Нарушив все свои клятвы, она разослала рекомендательные письма и вскоре уже была на короткой ноге с членами парламента от лейбористской партии, с журналистками, с индийскими националистами и с придерживающимися пацифистских взглядов генералами. Местом благоговейного паломничества Энн стал также прародитель всех народных домов Тойнби-холл. С грустью признав, что ей все равно не удастся заставить себя интересоваться соборами, запоминать адрес дома, где доктор Джонсон пил чай (если это был чай) с миссис Трейл (если это в самом деле была миссис Трейл) или выяснять, который из ресторанов Сохо славится необыкновенными улитками и чудаковатым официантом, знававшим Анатоля Франса (а может, это был Вольтер), Энн вместе со своими лондонскими коллегами принялась обсуждать разоружение (с большим энтузиазмом и полным пренебрежением к цифрам), плебисцит в Мемеле, эдипов комплекс, колледж Энтиок, Рамсея Макдональда, а также наилучший способ обучения игре в крикет портных еврейского происхождения.
Энн еще не видела европейского континента, хотя деньги кончались и пора было ехать домой. Но наступила весна, настоящая английская весна. Энн снова научилась пользоваться своими ногами — от чего благодаря автомобилям отвыкли все нормальные американцы. Она бродила по лондонскому Ботаническому саду, ездила на велосипеде из Рейгета в Танбридж и из Петворта в Питерсфилд с двумя английскими студентками. Изучая страну таким скромным способом, втаскивая велосипед на холмы, Энн забывала, что она иностранка, и чувствовала, что связана с Англией такими же тесными узами, как с Америкой. Тихому Уобенеки сродни не Пятая авеню, а такой же тихий Сассекс.
Перед отъездом она провела несколько дней одна, без своих подруг-студенток.
У Энн никогда не было близких друзей, кроме отца, Оскара Клебса, Лейфа Резника, Пэт Брэмбл, Элеоноры и Мальвины Уормсер. Однако она вечно была окружена толпой.

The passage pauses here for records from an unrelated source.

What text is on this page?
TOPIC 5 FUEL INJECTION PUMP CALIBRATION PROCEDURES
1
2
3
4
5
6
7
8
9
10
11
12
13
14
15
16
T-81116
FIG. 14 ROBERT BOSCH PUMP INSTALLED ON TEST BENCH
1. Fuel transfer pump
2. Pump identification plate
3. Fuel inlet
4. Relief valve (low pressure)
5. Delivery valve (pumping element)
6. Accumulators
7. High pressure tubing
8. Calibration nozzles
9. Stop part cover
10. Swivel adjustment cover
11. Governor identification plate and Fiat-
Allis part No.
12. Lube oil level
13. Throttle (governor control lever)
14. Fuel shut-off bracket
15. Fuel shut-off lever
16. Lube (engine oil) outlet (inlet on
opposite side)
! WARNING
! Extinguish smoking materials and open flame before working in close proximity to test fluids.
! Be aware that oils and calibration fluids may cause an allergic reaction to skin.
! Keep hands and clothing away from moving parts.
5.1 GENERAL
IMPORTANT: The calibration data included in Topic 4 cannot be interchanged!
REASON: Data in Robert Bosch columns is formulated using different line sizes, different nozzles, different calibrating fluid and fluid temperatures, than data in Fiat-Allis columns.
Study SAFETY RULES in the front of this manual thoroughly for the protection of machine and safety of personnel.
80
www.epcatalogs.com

Теперь она поняла: цель путешествия состоит не в том, чтобы искать новых людей, а в том, чтобы бежать от людей и в незнакомой стране познать свою собственную незнакомую личность.
Энн поехала поездом в Эрендел, а оттуда на велосипеде в Эмберли, приютившуюся у подножия холмов Сассекса живописную деревушку, какие рисуют на рождественских открытках. Некоторое время она, как заправский турист, восторгалась пейзажем, забыв о навязчивых неврозах и о заработках рыбаков, промышляющих ловлей сельди. Взобравшись на высокий, поросший дубами холм, она пыталась определить место Энн Виккерс в сложном мире, где могут одновременно существовать сассекские холмы, рабство в Либерии, Белла Геррингдин, только что скончавшийся князь Кропоткин и только что вступивший в должность президент Гардинг.
Ей надо вернуться к работе. Если она снова вернется к прежней деятельности, то это, вероятно, будет уже навсегда.